Socially divisive surveillance society is here, says privacy chief

Constant surveillance by companies and government is in danger of creating a socially divided society, the Information Commissioner has warned. A reliance on databases will carve society up according to social and economic status, according to his report.

"Two years ago I warned that we were in danger of sleepwalking into a surveillance society," said Commissioner Richard Thomas. "Today I fear that we are in fact waking up to a surveillance society that is already all around us."

Thomas commissioned a report which outlined the present and immediate future of surveillance in the UK. It found that companies already discriminate between customers according to social profiling. With government keen to share data with the private sector, that process is likely to accelerate, it found.

"It's a big business, the business of data aggregation in the private sector, bringing together information on people's habits and activities to sell commercially," Assistant Information Commissioner Jonathan Bamford told OUT-LAW Radio, the weekly technology law podcast.

"With the public sector we see an increase in pressure for information sharing, the government has its transformational government agenda, the idea that if only public authorities shared more information, they'd do better things for the public. I think we have to be clear on what the boundaries are in terms of data protection rules and public acceptability."

The social profiling that is performed with the collected data could have severely adverse affects on individuals, the report warned. It described a near future where wealthy, educated people would be mobile, would be fast tracked at airports and in electronic sales processes. Those same methods would be used to slow down the physical, social and economic movements of poorer people, it said.

"If you are talking about building up profiles of people you are going to find there's an element of social sorting going on," said Bamford. "You actually see that some people become favoured and others treated with suspicion."

"You could be the best behaved child in the class but if the profile that's generated on you based on your relatives show you as being a risk of being disruptive or being one of the 20% of people who commit 80% of the crime in later life you're going to be treated in a particular way whoever comes into contact with you, however you are. There are worries there for the future for social stigmatisation, social exclusion, a society of haves and have nots," he said.

One fear expressed in the report is of 'mission creep', where information projects created for specific reasons are expanded to gather more and more data and share it more and more widely for reasons other than those originally stated.
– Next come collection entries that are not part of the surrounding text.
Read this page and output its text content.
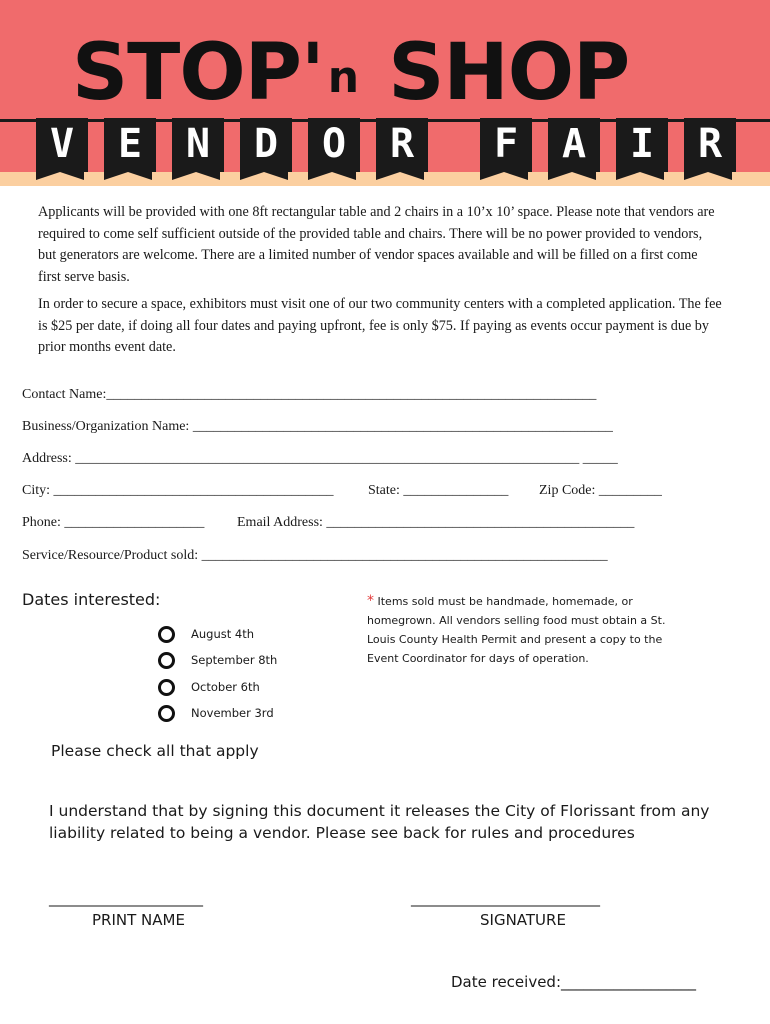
STOP'n SHOP
V	E	N	D	O	R	F	A	I	R
Applicants will be provided with one 8ft rectangular table and 2 chairs in a 10’x 10’ space. Please note that vendors are required to come self sufficient outside of the provided table and chairs. There will be no power provided to vendors, but generators are welcome. There are a limited number of vendor spaces available and will be filled on a first come first serve basis.
In order to secure a space, exhibitors must visit one of our two community centers with a completed application. The fee is $25 per date, if doing all four dates and paying upfront, fee is only $75. If paying as events occur payment is due by prior months event date.
Contact Name:______________________________________________________________________
Business/Organization Name: ____________________________________________________________
Address: ________________________________________________________________________ _____
City: ________________________________________ State: _______________ Zip Code: _________
Phone: ____________________ Email Address: ____________________________________________
Service/Resource/Product sold: __________________________________________________________
Dates interested:
August 4th
September 8th
October 6th
November 3rd
* Items sold must be handmade, homemade, or homegrown. All vendors selling food must obtain a St. Louis County Health Permit and present a copy to the Event Coordinator for days of operation.
Please check all that apply
I understand that by signing this document it releases the City of Florissant from any liability related to being a vendor. Please see back for rules and procedures
______________________
PRINT NAME
___________________________
SIGNATURE
Date received:__________________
One of the scientists behind the UK's DNA database said that he believed that that database had suffered 'mission creep' and has become far too large. Designed to hold DNA data on convicted criminals, it now holds information on many people who come into contact with the police, whether guilty or innocent.

"Now hundreds of thousands of entirely innocent people are populating that database," Professor Alec Jeffreys told the BBC this week. Civil rights campaigners believe that a third of black males in England and Wales are on the database. Jeffreys said that the socio-economic and ethnic imbalance in the database is "discriminatory".